Des délits et des peines (trad. Collin de Plancy)/Des délits et des peines/Chapitre XVII

Traduction par Jacques Collin de Plancy.
Brière (p. 141-144).

CHAPITRE XVII.

DU BANNISSEMENT ET DES CONFISCATIONS.


Celui qui trouble la tranquillité publique, qui n’obéit point aux lois, qui viole les conditions sous lesquelles les hommes se soutiennent et se défendent mutuellement, celui-là doit être exclu de la société, c’est-à-dire, banni.

Il me semble qu’on pourrait bannir ceux qui, accusés d’un crime atroce, sont soupçonnés coupables avec la plus grande vraisemblance, mais sans être pleinement convaincus du crime.

Dans des cas pareils, il faudrait qu’une loi, la moins arbitraire et la plus précise qu’il serait possible, condamnât au bannissement celui qui aurait mis la nation dans la fatale alternative, ou de faire une injustice, ou de redouter un accusé.
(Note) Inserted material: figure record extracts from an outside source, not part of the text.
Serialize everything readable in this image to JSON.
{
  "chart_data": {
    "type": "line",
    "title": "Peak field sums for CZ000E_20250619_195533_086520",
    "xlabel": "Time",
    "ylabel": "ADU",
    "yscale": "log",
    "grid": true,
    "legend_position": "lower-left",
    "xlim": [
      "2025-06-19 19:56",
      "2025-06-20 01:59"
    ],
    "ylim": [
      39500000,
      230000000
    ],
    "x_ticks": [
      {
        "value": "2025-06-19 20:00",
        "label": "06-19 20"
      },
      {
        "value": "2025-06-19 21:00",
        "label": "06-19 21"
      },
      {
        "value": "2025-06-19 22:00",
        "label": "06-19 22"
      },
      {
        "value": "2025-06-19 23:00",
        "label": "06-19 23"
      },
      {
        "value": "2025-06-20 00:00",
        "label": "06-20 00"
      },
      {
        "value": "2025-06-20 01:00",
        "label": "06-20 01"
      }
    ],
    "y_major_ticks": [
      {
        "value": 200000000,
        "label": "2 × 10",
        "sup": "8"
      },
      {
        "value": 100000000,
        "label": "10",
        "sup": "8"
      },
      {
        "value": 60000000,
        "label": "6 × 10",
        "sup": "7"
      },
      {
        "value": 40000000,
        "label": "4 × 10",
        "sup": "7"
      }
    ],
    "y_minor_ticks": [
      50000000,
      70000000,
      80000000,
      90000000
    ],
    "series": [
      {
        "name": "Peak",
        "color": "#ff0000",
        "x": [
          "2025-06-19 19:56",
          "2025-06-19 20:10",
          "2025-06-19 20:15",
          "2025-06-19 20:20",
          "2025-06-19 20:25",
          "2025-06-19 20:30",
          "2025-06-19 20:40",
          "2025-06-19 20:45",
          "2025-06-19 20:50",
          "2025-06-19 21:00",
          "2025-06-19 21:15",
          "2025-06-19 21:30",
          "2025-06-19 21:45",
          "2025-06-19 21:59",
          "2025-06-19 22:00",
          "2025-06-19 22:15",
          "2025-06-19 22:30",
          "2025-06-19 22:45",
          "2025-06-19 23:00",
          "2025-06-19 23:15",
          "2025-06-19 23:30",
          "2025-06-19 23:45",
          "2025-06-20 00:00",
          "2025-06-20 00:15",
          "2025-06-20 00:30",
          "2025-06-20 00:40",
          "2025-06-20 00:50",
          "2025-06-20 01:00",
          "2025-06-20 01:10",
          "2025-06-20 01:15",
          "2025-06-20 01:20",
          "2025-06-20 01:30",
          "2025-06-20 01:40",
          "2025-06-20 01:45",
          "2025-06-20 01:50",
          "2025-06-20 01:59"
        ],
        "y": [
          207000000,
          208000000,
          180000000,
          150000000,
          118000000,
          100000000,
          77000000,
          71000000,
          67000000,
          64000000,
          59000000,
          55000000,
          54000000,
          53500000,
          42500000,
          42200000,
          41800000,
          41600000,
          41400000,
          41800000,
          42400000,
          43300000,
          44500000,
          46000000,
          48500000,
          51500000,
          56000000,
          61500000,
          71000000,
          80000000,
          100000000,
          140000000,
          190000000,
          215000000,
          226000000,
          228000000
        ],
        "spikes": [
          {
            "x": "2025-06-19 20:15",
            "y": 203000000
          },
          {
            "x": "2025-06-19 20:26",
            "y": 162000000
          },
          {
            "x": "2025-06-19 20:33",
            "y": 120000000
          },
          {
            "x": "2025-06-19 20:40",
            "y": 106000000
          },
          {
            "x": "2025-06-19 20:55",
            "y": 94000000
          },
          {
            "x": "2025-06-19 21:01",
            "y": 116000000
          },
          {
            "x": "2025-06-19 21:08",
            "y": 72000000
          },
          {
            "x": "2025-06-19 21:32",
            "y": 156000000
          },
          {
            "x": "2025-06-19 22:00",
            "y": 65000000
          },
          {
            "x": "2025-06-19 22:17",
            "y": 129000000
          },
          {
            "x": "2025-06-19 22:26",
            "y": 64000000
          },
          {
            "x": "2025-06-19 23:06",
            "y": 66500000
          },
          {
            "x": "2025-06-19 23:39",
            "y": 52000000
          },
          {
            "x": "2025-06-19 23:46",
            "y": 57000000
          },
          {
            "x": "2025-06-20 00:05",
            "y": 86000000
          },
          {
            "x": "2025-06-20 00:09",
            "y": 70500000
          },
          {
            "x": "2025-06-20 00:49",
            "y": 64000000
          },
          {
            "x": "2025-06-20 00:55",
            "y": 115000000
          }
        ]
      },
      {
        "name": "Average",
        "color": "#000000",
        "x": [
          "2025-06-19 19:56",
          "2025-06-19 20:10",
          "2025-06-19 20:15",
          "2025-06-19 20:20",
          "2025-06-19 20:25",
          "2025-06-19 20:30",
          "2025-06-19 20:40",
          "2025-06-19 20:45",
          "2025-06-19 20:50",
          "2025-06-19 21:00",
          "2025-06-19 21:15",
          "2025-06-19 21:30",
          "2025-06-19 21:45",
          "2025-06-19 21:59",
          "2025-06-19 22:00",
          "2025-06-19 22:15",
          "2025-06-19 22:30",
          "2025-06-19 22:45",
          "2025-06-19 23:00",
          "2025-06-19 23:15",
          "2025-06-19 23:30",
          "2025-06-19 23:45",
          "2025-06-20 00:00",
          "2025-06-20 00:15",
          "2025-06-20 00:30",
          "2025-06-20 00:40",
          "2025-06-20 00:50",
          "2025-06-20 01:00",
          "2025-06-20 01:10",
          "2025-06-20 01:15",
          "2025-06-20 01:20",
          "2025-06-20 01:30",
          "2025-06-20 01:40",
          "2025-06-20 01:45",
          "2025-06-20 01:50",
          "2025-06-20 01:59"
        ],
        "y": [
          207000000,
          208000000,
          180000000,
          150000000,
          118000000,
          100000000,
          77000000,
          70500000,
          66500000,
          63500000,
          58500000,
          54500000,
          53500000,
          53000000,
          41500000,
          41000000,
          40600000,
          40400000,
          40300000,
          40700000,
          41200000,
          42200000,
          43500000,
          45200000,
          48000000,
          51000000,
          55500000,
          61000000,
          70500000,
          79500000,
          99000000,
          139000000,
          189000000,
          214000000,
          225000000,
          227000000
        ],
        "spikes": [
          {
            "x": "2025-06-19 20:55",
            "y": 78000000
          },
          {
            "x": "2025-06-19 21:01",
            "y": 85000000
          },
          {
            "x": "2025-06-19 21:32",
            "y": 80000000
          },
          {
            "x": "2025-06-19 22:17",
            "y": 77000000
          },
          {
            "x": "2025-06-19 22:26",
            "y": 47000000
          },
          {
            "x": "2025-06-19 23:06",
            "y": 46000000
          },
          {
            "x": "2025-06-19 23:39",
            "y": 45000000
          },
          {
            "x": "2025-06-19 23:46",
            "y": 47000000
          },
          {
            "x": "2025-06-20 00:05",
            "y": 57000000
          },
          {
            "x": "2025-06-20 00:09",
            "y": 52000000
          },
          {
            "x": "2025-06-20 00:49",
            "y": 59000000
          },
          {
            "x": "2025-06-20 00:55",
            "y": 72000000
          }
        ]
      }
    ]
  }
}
Il faudrait aussi que cette loi laissât au banni le droit sacré de pouvoir à tout instant prouver son innocence et rentrer dans ses droits. Il faudrait enfin des raisons plus fortes pour bannir un citoyen accusé pour la première fois, que pour condamner à cette peine un étranger ou un homme qui aurait déjà été appelé en justice.

Mais celui que l’on bannit, que l’on exclut pour toujours de la société dont il faisait partie, doit-il être en même temps privé de ses biens ? Cette question peut être envisagée sous différens aspects.

La perte des biens est une peine plus grande que celle du bannissement. Il doit donc y avoir des cas où, pour proportionner la peine au crime, on confisquera tous les biens du banni. Dans d’autres circonstances, on ne le dépouillera que d’une partie de sa fortune ; et pour certains délita, le bannissement ne sera accompagné d’aucune confiscation. Le coupable pourra perdre tous ses biens, si la loi qui prononce son bannissement déclare rompus tous les liens qui l’attachaient à la société ; car dès lors le citoyen est mort, il ne reste que l’homme ; et devant la société, la mort politique d’un citoyen doit avoir les mêmes suites que la mort naturelle.

D’après cette maxime, dira-t-on peut-être, il est évident que les biens du coupable devraient revenir à ses héritiers légitimes, et non au prince ; mais ce n’est pas là-dessus que je m’appuierai pour désapprouver les confiscations.

Si quelques jurisconsultes ont soutenu qu’elles mettaient un frein aux vengeances des particuliers bannis, en leur ôtant la puissance de nuire, ils n’ont pas réfléchi qu’il ne suffit pas qu’une peine produise quelque bien pour être juste. Une peine n’est juste qu’autant qu’elle est nécessaire. Un législateur n’autorisera jamais une injustice utile, s’il veut prévenir les invasions de la tyrannie, qui veille sans cesse, qui séduit et abuse par le prétexte trompeur de quelques avantages momentanés, et qui fait languir, dans les larmes et dans la misère, un peuple dont elle prépare la ruine, pour répandre l’abondance et le bonheur sur un petit nombre d’hommes privilégiés.

L’usage des confiscations met continuellement à prix la tête du malheureux sans défense, et fait souffrir à l’innocent les châtimens réservés aux coupables. Bien plus, les confiscations peuvent faire de l’homme de bien un criminel, car elles le poussent au crime, en le réduisant à l’indigence et au désespoir.

Et d’ailleurs, quel spectacle plus affreux que celui d’une famille entière accablée d’infamie, plongée dans les horreurs de la misère pour le crime de son chef, crime que cette famille, soumise à l’autorité du coupable, n’aurait pu prévenir, quand même elle en aurait eu les moyens[1].


  1. Confiscations pour crimes : atrocité, encouragement aux juges à trouver des coupables, sur-tout a cette foule avide et pauvre de juges subalternes.

    Autre atrocité : c’est que s’il arrive que l’homme soit innocent, il a été détenu dans les prisons ; son crédit et sa fortune sont perdus, son commerce dérangé. Quelquefois il a été brisé par la question ; sa santé est altérée, et il est renvoyé sans indemnité. La loi prend tout au coupable, et ne restitue rien à l’innocent. On est trop heureux de lui échapper. (Note inédite de Diderot.)